This course includes the treatment of vector analysis, special functions, waves, and fields; Maxwell Boltzmann, Bose-Einstein and Fermi-Dirac distributions, and their applications. Selected topics of interest in electrodynamics, fluid mechanics, and statistical mechanics will also be discussed.

This is a course in calculus-based physics for science and engineering majors. Topics include kinematics, planar motion, Newton's Laws, gravitation, work and energy, momentum and impulse, conservation laws, systems of particles, rotational motion, static equilibrium, mechanical oscillations and waves, and data presentation/analysis. The course is taught in a workshop format that integrates the material traditionally found in separate lecture and laboratory courses.

This course is a continuation of PHYS-211, University Physics I. Topics include electrostatics, Gauss' law, electric field and potential, capacitance, resistance, DC circuits, magnetic field, Ampere's law, inductance, and geometrical and physical optics. The course is taught in a lecture/workshop format that integrates the material traditionally found in separate lecture and laboratory courses.

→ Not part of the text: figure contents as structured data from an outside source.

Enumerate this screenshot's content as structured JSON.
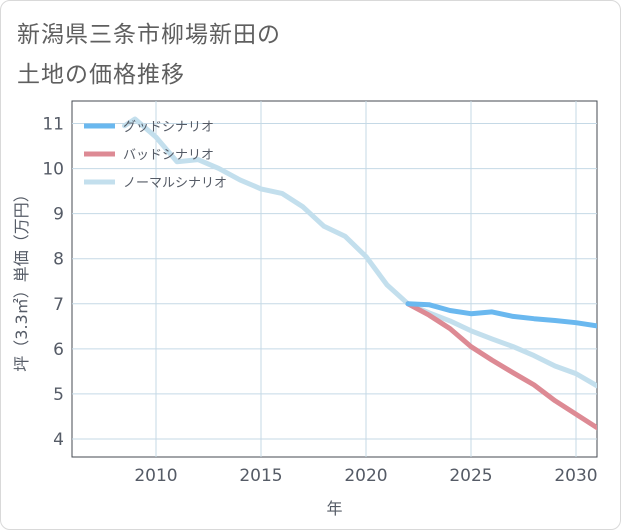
{
  "title_lines": [
    "新潟県三条市柳場新田の",
    "土地の価格推移"
  ],
  "chart_data": {
    "type": "line",
    "xlabel": "年",
    "ylabel": "坪（3.3㎡）単価（万円）",
    "xlim": [
      2006,
      2031
    ],
    "ylim": [
      3.6,
      11.5
    ],
    "xticks": [
      2010,
      2015,
      2020,
      2025,
      2030
    ],
    "yticks": [
      4,
      5,
      6,
      7,
      8,
      9,
      10,
      11
    ],
    "grid": true,
    "legend_position": "top-left",
    "series": [
      {
        "name": "グッドシナリオ",
        "color": "#6ab8ef",
        "x": [
          2022,
          2023,
          2024,
          2025,
          2026,
          2027,
          2028,
          2029,
          2030,
          2031
        ],
        "values": [
          7.0,
          6.98,
          6.85,
          6.78,
          6.82,
          6.72,
          6.67,
          6.63,
          6.58,
          6.51
        ]
      },
      {
        "name": "バッドシナリオ",
        "color": "#dd8a94",
        "x": [
          2022,
          2023,
          2024,
          2025,
          2026,
          2027,
          2028,
          2029,
          2030,
          2031
        ],
        "values": [
          7.0,
          6.75,
          6.45,
          6.05,
          5.75,
          5.47,
          5.2,
          4.85,
          4.55,
          4.25
        ]
      },
      {
        "name": "ノーマルシナリオ",
        "color": "#c3dfed",
        "x": [
          2008.5,
          2009,
          2010,
          2011,
          2012,
          2013,
          2014,
          2015,
          2016,
          2017,
          2018,
          2019,
          2020,
          2021,
          2022,
          2023,
          2024,
          2025,
          2026,
          2027,
          2028,
          2029,
          2030,
          2031
        ],
        "values": [
          10.95,
          11.1,
          10.7,
          10.15,
          10.2,
          10.0,
          9.75,
          9.55,
          9.45,
          9.15,
          8.72,
          8.5,
          8.05,
          7.42,
          7.0,
          6.8,
          6.62,
          6.4,
          6.22,
          6.05,
          5.85,
          5.62,
          5.45,
          5.18
        ]
      }
    ]
  }
}
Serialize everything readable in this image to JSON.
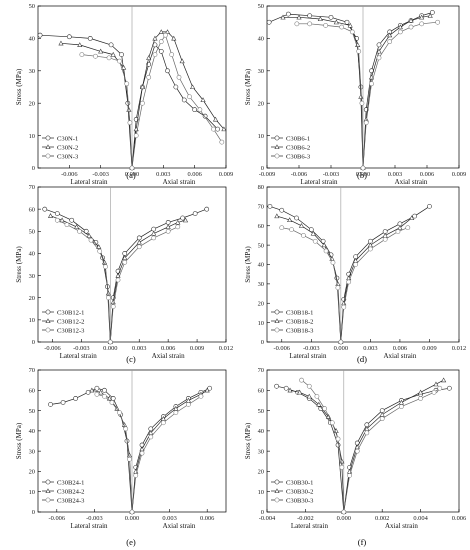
{
  "figure": {
    "panels": [
      {
        "label": "(a)",
        "ylabel": "Stress (MPa)",
        "xlabel_left": "Lateral strain",
        "xlabel_right": "Axial strain"
      },
      {
        "label": "(b)",
        "ylabel": "Stress (MPa)",
        "xlabel_left": "Lateral strain",
        "xlabel_right": "Axial strain"
      },
      {
        "label": "(c)",
        "ylabel": "Stress (MPa)",
        "xlabel_left": "Lateral strain",
        "xlabel_right": "Axial strain"
      },
      {
        "label": "(d)",
        "ylabel": "Stress (MPa)",
        "xlabel_left": "Lateral strain",
        "xlabel_right": "Axial strain"
      },
      {
        "label": "(e)",
        "ylabel": "Stress (MPa)",
        "xlabel_left": "Lateral strain",
        "xlabel_right": "Axial strain"
      },
      {
        "label": "(f)",
        "ylabel": "Stress (MPa)",
        "xlabel_left": "Lateral strain",
        "xlabel_right": "Axial strain"
      }
    ]
  },
  "chart_data": [
    {
      "type": "line",
      "panel": "(a)",
      "xlabel": "Lateral strain / Axial strain",
      "ylabel": "Stress (MPa)",
      "xlim": [
        -0.009,
        0.009
      ],
      "ylim": [
        0,
        50
      ],
      "xticks": [
        -0.006,
        -0.003,
        0,
        0.003,
        0.006,
        0.009
      ],
      "xtick_labels": [
        "-0.006",
        "-0.003",
        "0.000",
        "0.003",
        "0.006",
        "0.009"
      ],
      "yticks": [
        0,
        10,
        20,
        30,
        40,
        50
      ],
      "ytick_labels": [
        "0",
        "10",
        "20",
        "30",
        "40",
        "50"
      ],
      "legend": {
        "position": "lower-left",
        "entries": [
          "C30N-1",
          "C30N-2",
          "C30N-3"
        ]
      },
      "series": [
        {
          "name": "C30N-1",
          "marker": "circle",
          "x": [
            -0.0088,
            -0.006,
            -0.004,
            -0.002,
            -0.001,
            -0.0004,
            0,
            0.0004,
            0.001,
            0.0016,
            0.0022,
            0.0028,
            0.0034,
            0.0042,
            0.005,
            0.006,
            0.007,
            0.0082
          ],
          "y": [
            41,
            40.5,
            40,
            38,
            35,
            20,
            0,
            15,
            25,
            32,
            38,
            36,
            30,
            25,
            21,
            18,
            16,
            12
          ]
        },
        {
          "name": "C30N-2",
          "marker": "triangle",
          "x": [
            -0.0068,
            -0.005,
            -0.003,
            -0.0018,
            -0.0008,
            -0.0003,
            0,
            0.0004,
            0.001,
            0.0016,
            0.0022,
            0.0028,
            0.0034,
            0.004,
            0.0048,
            0.0058,
            0.0068,
            0.008,
            0.0088
          ],
          "y": [
            38.5,
            38,
            36,
            35,
            31,
            18,
            0,
            12,
            25,
            34,
            40,
            42,
            42,
            40,
            33,
            25,
            21,
            15,
            12
          ]
        },
        {
          "name": "C30N-3",
          "marker": "circle-light",
          "x": [
            -0.0048,
            -0.0035,
            -0.0022,
            -0.0012,
            -0.0005,
            -0.0002,
            0,
            0.0004,
            0.001,
            0.0016,
            0.0022,
            0.0028,
            0.0032,
            0.0038,
            0.0045,
            0.0055,
            0.0065,
            0.0078,
            0.0086
          ],
          "y": [
            35,
            34.5,
            34,
            33,
            26,
            14,
            0,
            10,
            20,
            28,
            35,
            39,
            41,
            35,
            28,
            22,
            18,
            12,
            8
          ]
        }
      ]
    },
    {
      "type": "line",
      "panel": "(b)",
      "xlabel": "Lateral strain / Axial strain",
      "ylabel": "Stress (MPa)",
      "xlim": [
        -0.009,
        0.009
      ],
      "ylim": [
        0,
        50
      ],
      "xticks": [
        -0.009,
        -0.006,
        -0.003,
        0,
        0.003,
        0.006,
        0.009
      ],
      "xtick_labels": [
        "-0.009",
        "-0.006",
        "-0.003",
        "0.000",
        "0.003",
        "0.006",
        "0.009"
      ],
      "yticks": [
        0,
        10,
        20,
        30,
        40,
        50
      ],
      "ytick_labels": [
        "0",
        "10",
        "20",
        "30",
        "40",
        "50"
      ],
      "legend": {
        "position": "lower-left",
        "entries": [
          "C30B6-1",
          "C30B6-2",
          "C30B6-3"
        ]
      },
      "series": [
        {
          "name": "C30B6-1",
          "marker": "circle",
          "x": [
            -0.0088,
            -0.007,
            -0.005,
            -0.003,
            -0.0015,
            -0.0006,
            -0.0002,
            0,
            0.0003,
            0.0008,
            0.0015,
            0.0025,
            0.0035,
            0.0045,
            0.0055,
            0.0065
          ],
          "y": [
            45,
            47.5,
            47,
            46.5,
            45,
            40,
            25,
            0,
            18,
            30,
            38,
            42,
            44,
            45.5,
            47,
            48
          ]
        },
        {
          "name": "C30B6-2",
          "marker": "triangle",
          "x": [
            -0.0075,
            -0.006,
            -0.004,
            -0.0025,
            -0.0012,
            -0.0005,
            -0.0002,
            0,
            0.0003,
            0.0008,
            0.0015,
            0.0025,
            0.0035,
            0.0045,
            0.0055,
            0.0063
          ],
          "y": [
            46.5,
            46.5,
            46,
            45,
            44,
            38,
            22,
            0,
            15,
            28,
            36,
            41,
            43.5,
            45.5,
            46.5,
            47
          ]
        },
        {
          "name": "C30B6-3",
          "marker": "circle-light",
          "x": [
            -0.0062,
            -0.005,
            -0.0035,
            -0.002,
            -0.001,
            -0.0004,
            -0.0001,
            0,
            0.0003,
            0.0008,
            0.0015,
            0.0025,
            0.0035,
            0.0045,
            0.0055,
            0.007
          ],
          "y": [
            44.5,
            44.5,
            44,
            43.5,
            42,
            36,
            20,
            0,
            14,
            26,
            34,
            39,
            42,
            43.5,
            44.5,
            45
          ]
        }
      ]
    },
    {
      "type": "line",
      "panel": "(c)",
      "xlabel": "Lateral strain / Axial strain",
      "ylabel": "Stress (MPa)",
      "xlim": [
        -0.0075,
        0.012
      ],
      "ylim": [
        0,
        70
      ],
      "xticks": [
        -0.006,
        -0.003,
        0,
        0.003,
        0.006,
        0.009,
        0.012
      ],
      "xtick_labels": [
        "-0.006",
        "-0.003",
        "0.000",
        "0.003",
        "0.006",
        "0.009",
        "0.012"
      ],
      "yticks": [
        0,
        10,
        20,
        30,
        40,
        50,
        60,
        70
      ],
      "ytick_labels": [
        "0",
        "10",
        "20",
        "30",
        "40",
        "50",
        "60",
        "70"
      ],
      "legend": {
        "position": "lower-left",
        "entries": [
          "C30B12-1",
          "C30B12-2",
          "C30B12-3"
        ]
      },
      "series": [
        {
          "name": "C30B12-1",
          "marker": "circle",
          "x": [
            -0.0068,
            -0.0055,
            -0.004,
            -0.0025,
            -0.0015,
            -0.0008,
            -0.0003,
            0,
            0.0003,
            0.0008,
            0.0015,
            0.003,
            0.0045,
            0.006,
            0.0075,
            0.0088,
            0.01
          ],
          "y": [
            60,
            58,
            55,
            50,
            45,
            38,
            25,
            0,
            20,
            32,
            40,
            47,
            51,
            54,
            56,
            58,
            60
          ]
        },
        {
          "name": "C30B12-2",
          "marker": "triangle",
          "x": [
            -0.0062,
            -0.005,
            -0.0035,
            -0.0022,
            -0.0012,
            -0.0006,
            -0.0002,
            0,
            0.0003,
            0.0008,
            0.0015,
            0.003,
            0.0045,
            0.006,
            0.007,
            0.0078
          ],
          "y": [
            57,
            55,
            52,
            48,
            43,
            36,
            22,
            0,
            18,
            30,
            38,
            45,
            49,
            52,
            54,
            55
          ]
        },
        {
          "name": "C30B12-3",
          "marker": "circle-light",
          "x": [
            -0.0055,
            -0.0045,
            -0.0032,
            -0.002,
            -0.0011,
            -0.0005,
            -0.0002,
            0,
            0.0003,
            0.0008,
            0.0015,
            0.003,
            0.0045,
            0.006,
            0.007
          ],
          "y": [
            55,
            53,
            50,
            46,
            41,
            34,
            20,
            0,
            16,
            28,
            36,
            43,
            47,
            50,
            52
          ]
        }
      ]
    },
    {
      "type": "line",
      "panel": "(d)",
      "xlabel": "Lateral strain / Axial strain",
      "ylabel": "Stress (MPa)",
      "xlim": [
        -0.0075,
        0.012
      ],
      "ylim": [
        0,
        80
      ],
      "xticks": [
        -0.006,
        -0.003,
        0,
        0.003,
        0.006,
        0.009,
        0.012
      ],
      "xtick_labels": [
        "-0.006",
        "-0.003",
        "0.000",
        "0.003",
        "0.006",
        "0.009",
        "0.012"
      ],
      "yticks": [
        0,
        10,
        20,
        30,
        40,
        50,
        60,
        70,
        80
      ],
      "ytick_labels": [
        "0",
        "10",
        "20",
        "30",
        "40",
        "50",
        "60",
        "70",
        "80"
      ],
      "legend": {
        "position": "lower-left",
        "entries": [
          "C30B18-1",
          "C30B18-2",
          "C30B18-3"
        ]
      },
      "series": [
        {
          "name": "C30B18-1",
          "marker": "circle",
          "x": [
            -0.0072,
            -0.006,
            -0.0045,
            -0.003,
            -0.0018,
            -0.001,
            -0.0004,
            0,
            0.0003,
            0.0008,
            0.0015,
            0.003,
            0.0045,
            0.006,
            0.0075,
            0.009
          ],
          "y": [
            70,
            68,
            64,
            58,
            52,
            45,
            33,
            0,
            22,
            35,
            44,
            52,
            57,
            61,
            65,
            70
          ]
        },
        {
          "name": "C30B18-2",
          "marker": "triangle",
          "x": [
            -0.0065,
            -0.0052,
            -0.004,
            -0.0028,
            -0.0017,
            -0.0009,
            -0.0003,
            0,
            0.0003,
            0.0008,
            0.0015,
            0.003,
            0.0045,
            0.006,
            0.0072
          ],
          "y": [
            65,
            63,
            60,
            56,
            50,
            43,
            30,
            0,
            20,
            33,
            42,
            50,
            55,
            59,
            64
          ]
        },
        {
          "name": "C30B18-3",
          "marker": "circle-light",
          "x": [
            -0.006,
            -0.005,
            -0.0038,
            -0.0026,
            -0.0015,
            -0.0008,
            -0.0003,
            0,
            0.0003,
            0.0008,
            0.0015,
            0.003,
            0.0045,
            0.0058,
            0.0068
          ],
          "y": [
            59,
            58,
            55,
            52,
            47,
            41,
            28,
            0,
            18,
            31,
            40,
            48,
            53,
            57,
            59
          ]
        }
      ]
    },
    {
      "type": "line",
      "panel": "(e)",
      "xlabel": "Lateral strain / Axial strain",
      "ylabel": "Stress (MPa)",
      "xlim": [
        -0.0075,
        0.0075
      ],
      "ylim": [
        0,
        70
      ],
      "xticks": [
        -0.006,
        -0.003,
        0,
        0.003,
        0.006
      ],
      "xtick_labels": [
        "-0.006",
        "-0.003",
        "0.000",
        "0.003",
        "0.006"
      ],
      "yticks": [
        0,
        10,
        20,
        30,
        40,
        50,
        60,
        70
      ],
      "ytick_labels": [
        "0",
        "10",
        "20",
        "30",
        "40",
        "50",
        "60",
        "70"
      ],
      "legend": {
        "position": "lower-left",
        "entries": [
          "C30B24-1",
          "C30B24-2",
          "C30B24-3"
        ]
      },
      "series": [
        {
          "name": "C30B24-1",
          "marker": "circle",
          "x": [
            -0.0065,
            -0.0055,
            -0.0045,
            -0.0035,
            -0.0028,
            -0.0022,
            -0.0015,
            -0.0009,
            -0.0004,
            0,
            0.0003,
            0.0008,
            0.0015,
            0.0025,
            0.0035,
            0.0045,
            0.0055,
            0.0062
          ],
          "y": [
            53,
            54,
            56,
            59,
            61,
            60,
            56,
            48,
            35,
            0,
            22,
            33,
            41,
            47,
            52,
            56,
            59,
            61
          ]
        },
        {
          "name": "C30B24-2",
          "marker": "triangle",
          "x": [
            -0.0032,
            -0.0025,
            -0.0018,
            -0.0012,
            -0.0006,
            -0.0002,
            0,
            0.0003,
            0.0008,
            0.0015,
            0.0025,
            0.0035,
            0.0045,
            0.0055,
            0.006
          ],
          "y": [
            60,
            59,
            56,
            51,
            43,
            28,
            0,
            20,
            31,
            39,
            46,
            51,
            55,
            58,
            60
          ]
        },
        {
          "name": "C30B24-3",
          "marker": "circle-light",
          "x": [
            -0.0028,
            -0.0022,
            -0.0016,
            -0.001,
            -0.0005,
            -0.0002,
            0,
            0.0003,
            0.0008,
            0.0015,
            0.0025,
            0.0035,
            0.0045,
            0.0055
          ],
          "y": [
            58,
            57,
            54,
            49,
            41,
            26,
            0,
            18,
            29,
            37,
            44,
            49,
            53,
            57
          ]
        }
      ]
    },
    {
      "type": "line",
      "panel": "(f)",
      "xlabel": "Lateral strain / Axial strain",
      "ylabel": "Stress (MPa)",
      "xlim": [
        -0.004,
        0.006
      ],
      "ylim": [
        0,
        70
      ],
      "xticks": [
        -0.004,
        -0.002,
        0,
        0.002,
        0.004,
        0.006
      ],
      "xtick_labels": [
        "-0.004",
        "-0.002",
        "0.000",
        "0.002",
        "0.004",
        "0.006"
      ],
      "yticks": [
        0,
        10,
        20,
        30,
        40,
        50,
        60,
        70
      ],
      "ytick_labels": [
        "0",
        "10",
        "20",
        "30",
        "40",
        "50",
        "60",
        "70"
      ],
      "legend": {
        "position": "lower-left",
        "entries": [
          "C30B30-1",
          "C30B30-2",
          "C30B30-3"
        ]
      },
      "series": [
        {
          "name": "C30B30-1",
          "marker": "circle",
          "x": [
            -0.0035,
            -0.003,
            -0.0024,
            -0.0018,
            -0.0012,
            -0.0007,
            -0.0003,
            0,
            0.0003,
            0.0007,
            0.0012,
            0.002,
            0.003,
            0.004,
            0.0048,
            0.0055
          ],
          "y": [
            62,
            61,
            59,
            56,
            51,
            44,
            33,
            0,
            22,
            34,
            43,
            50,
            55,
            58,
            60,
            61
          ]
        },
        {
          "name": "C30B30-2",
          "marker": "triangle",
          "x": [
            -0.0028,
            -0.0023,
            -0.0018,
            -0.0013,
            -0.0008,
            -0.0004,
            -0.0001,
            0,
            0.0003,
            0.0007,
            0.0012,
            0.002,
            0.003,
            0.004,
            0.0048,
            0.0052
          ],
          "y": [
            60,
            59,
            57,
            53,
            47,
            40,
            25,
            0,
            20,
            32,
            41,
            48,
            54,
            59,
            63,
            65
          ]
        },
        {
          "name": "C30B30-3",
          "marker": "circle-light",
          "x": [
            -0.0022,
            -0.0018,
            -0.0014,
            -0.001,
            -0.0006,
            -0.0003,
            -0.0001,
            0,
            0.0003,
            0.0007,
            0.0012,
            0.002,
            0.003,
            0.004,
            0.0047,
            0.005
          ],
          "y": [
            65,
            62,
            57,
            51,
            44,
            36,
            22,
            0,
            18,
            30,
            39,
            46,
            52,
            56,
            59,
            61
          ]
        }
      ]
    }
  ]
}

This is a course in calculus-based physics for physics majors. Topics include kinematics, planar motion, Newton’s Laws, gravitation, work and energy, momentum and impulse, conservation laws, systems of particles, rotational motion, static equilibrium, mechanical oscillations and waves, and data presentation/analysis. Calculus and basic numerical techniques will be applied throughout the course to analyze non-idealized complex systems. The course is taught in a workshop format that integrates the material traditionally found in separate lecture and laboratory courses. The course will also include enrichment activities connecting current developments in the field of physics.